なぜ超新星残骸はX線を放射するのか?
1. 高エネルギー相互作用
超新星が爆発すると、膨大なエネルギーが放出され、周囲のガスや破片が数百万度に加熱されます。この高温状態では原子から電子が剥ぎ取られ、プラズマが形成されます。プラズマ中の高速電子がイオンと相互作用し、ブレムストラールングや逆コンプトン散乱といった過程でX線が放出されます。
2. シンクロトロン放射
超新星残骸には、爆発で生成された磁場に沿って高速で運動する電子が存在します。これらの電子が磁場ラインを螺旋運動すると、シンクロトロン放射としてX線や電波が放出されます。
3. ショック加熱ガス
膨張するエジェクタが周囲の星間物質と衝突し、衝撃波が形成されます。衝撃波によってガスが数百万度に加熱され、熱的放射としてX線が放出されます。
4. 中性子星・パルサー
一部の残骸には高速回転かつ強磁場を持つ中性子星やパルサーが残っています。
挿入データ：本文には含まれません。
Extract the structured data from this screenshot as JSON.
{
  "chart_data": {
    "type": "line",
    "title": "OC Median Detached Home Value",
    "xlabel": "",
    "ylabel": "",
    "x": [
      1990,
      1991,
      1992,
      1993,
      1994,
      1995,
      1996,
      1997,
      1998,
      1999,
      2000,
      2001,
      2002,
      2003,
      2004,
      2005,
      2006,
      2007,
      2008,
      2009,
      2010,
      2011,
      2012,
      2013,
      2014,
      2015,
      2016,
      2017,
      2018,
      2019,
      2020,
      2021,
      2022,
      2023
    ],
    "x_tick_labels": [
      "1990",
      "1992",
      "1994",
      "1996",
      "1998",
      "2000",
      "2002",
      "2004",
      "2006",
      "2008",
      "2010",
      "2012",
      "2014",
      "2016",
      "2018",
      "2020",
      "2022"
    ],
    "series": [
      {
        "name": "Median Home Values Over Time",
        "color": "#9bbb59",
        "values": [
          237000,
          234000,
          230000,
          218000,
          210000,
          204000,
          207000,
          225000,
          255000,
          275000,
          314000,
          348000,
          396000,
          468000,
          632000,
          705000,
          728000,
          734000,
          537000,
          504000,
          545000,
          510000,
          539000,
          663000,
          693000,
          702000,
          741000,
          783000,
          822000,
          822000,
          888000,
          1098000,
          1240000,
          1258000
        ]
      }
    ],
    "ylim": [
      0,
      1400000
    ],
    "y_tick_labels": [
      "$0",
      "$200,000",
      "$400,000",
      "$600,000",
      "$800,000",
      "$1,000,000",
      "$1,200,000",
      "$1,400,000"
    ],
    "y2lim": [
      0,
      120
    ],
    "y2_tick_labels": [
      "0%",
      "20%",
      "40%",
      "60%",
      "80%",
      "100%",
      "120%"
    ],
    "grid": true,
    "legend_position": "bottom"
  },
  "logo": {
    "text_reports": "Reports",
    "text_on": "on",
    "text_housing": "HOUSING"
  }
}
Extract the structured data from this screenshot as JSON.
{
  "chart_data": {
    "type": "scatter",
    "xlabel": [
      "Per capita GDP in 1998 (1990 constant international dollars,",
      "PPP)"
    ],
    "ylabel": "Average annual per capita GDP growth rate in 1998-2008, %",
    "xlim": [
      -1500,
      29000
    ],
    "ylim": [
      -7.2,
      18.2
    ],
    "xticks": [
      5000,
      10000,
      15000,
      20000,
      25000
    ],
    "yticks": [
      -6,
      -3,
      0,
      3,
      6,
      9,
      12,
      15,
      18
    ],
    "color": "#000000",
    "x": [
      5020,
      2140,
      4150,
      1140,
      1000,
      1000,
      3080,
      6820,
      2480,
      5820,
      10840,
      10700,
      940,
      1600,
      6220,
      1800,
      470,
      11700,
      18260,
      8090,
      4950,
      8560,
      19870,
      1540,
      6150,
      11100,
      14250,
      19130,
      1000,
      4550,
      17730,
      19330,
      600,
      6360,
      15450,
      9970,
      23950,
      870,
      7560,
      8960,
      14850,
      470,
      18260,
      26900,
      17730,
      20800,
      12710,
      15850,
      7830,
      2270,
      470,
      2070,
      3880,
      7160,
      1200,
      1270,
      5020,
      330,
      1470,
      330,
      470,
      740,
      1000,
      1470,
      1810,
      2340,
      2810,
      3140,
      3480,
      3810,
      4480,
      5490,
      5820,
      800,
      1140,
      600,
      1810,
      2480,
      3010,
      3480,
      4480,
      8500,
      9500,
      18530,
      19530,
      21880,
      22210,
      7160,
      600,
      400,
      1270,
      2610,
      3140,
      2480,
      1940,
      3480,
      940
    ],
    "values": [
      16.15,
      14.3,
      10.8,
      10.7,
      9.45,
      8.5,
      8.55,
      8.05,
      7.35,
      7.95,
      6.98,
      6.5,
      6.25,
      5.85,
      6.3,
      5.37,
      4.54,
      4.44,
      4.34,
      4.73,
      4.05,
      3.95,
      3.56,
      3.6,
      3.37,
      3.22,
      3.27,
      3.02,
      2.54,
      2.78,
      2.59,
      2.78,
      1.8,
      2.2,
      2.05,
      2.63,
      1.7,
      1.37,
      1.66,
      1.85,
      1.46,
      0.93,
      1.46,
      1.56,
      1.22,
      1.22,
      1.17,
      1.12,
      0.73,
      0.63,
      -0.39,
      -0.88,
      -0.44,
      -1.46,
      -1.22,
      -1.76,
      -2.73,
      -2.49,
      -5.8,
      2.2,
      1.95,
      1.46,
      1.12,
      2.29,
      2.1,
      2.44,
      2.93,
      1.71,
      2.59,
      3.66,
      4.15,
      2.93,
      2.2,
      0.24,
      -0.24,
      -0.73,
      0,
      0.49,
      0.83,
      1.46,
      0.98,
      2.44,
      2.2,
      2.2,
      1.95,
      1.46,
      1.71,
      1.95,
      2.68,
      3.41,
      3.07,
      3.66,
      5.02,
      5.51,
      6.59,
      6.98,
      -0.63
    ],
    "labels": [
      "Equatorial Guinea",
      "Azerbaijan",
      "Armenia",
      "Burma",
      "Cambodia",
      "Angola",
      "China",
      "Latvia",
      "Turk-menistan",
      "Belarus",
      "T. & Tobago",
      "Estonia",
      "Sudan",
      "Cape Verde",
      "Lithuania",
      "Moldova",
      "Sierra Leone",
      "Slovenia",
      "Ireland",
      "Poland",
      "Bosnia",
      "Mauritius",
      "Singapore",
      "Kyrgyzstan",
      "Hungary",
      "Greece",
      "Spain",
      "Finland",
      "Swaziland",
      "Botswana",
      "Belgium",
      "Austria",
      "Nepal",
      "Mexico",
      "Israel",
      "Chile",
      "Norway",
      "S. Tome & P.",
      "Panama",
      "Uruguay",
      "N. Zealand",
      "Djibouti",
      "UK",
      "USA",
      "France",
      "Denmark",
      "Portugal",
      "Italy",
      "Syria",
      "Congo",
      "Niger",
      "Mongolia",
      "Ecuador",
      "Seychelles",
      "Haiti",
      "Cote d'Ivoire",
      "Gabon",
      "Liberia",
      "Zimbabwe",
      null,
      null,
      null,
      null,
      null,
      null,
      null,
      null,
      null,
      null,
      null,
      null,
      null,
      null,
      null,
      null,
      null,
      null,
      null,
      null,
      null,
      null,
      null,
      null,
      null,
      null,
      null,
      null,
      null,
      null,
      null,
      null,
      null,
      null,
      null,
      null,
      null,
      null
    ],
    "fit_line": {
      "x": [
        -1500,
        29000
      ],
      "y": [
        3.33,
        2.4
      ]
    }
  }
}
これらは高エネルギー粒子を加速し、周囲のガスと相互作用させてX線を生成します。
5. 超新星残骸とダスト
重元素や塵粒子などのエジェクタも、相互衝突やガスとの衝突により励起・蛍光放射を起こし、X線を放出します。
X線観測により、超新星残骸のダイナミクス、組成、進化過程を詳しく調べることができます。これにより、エジェクタの性質や衝撃波相互作用、中性子星・パルサーの形成過程が明らかになります。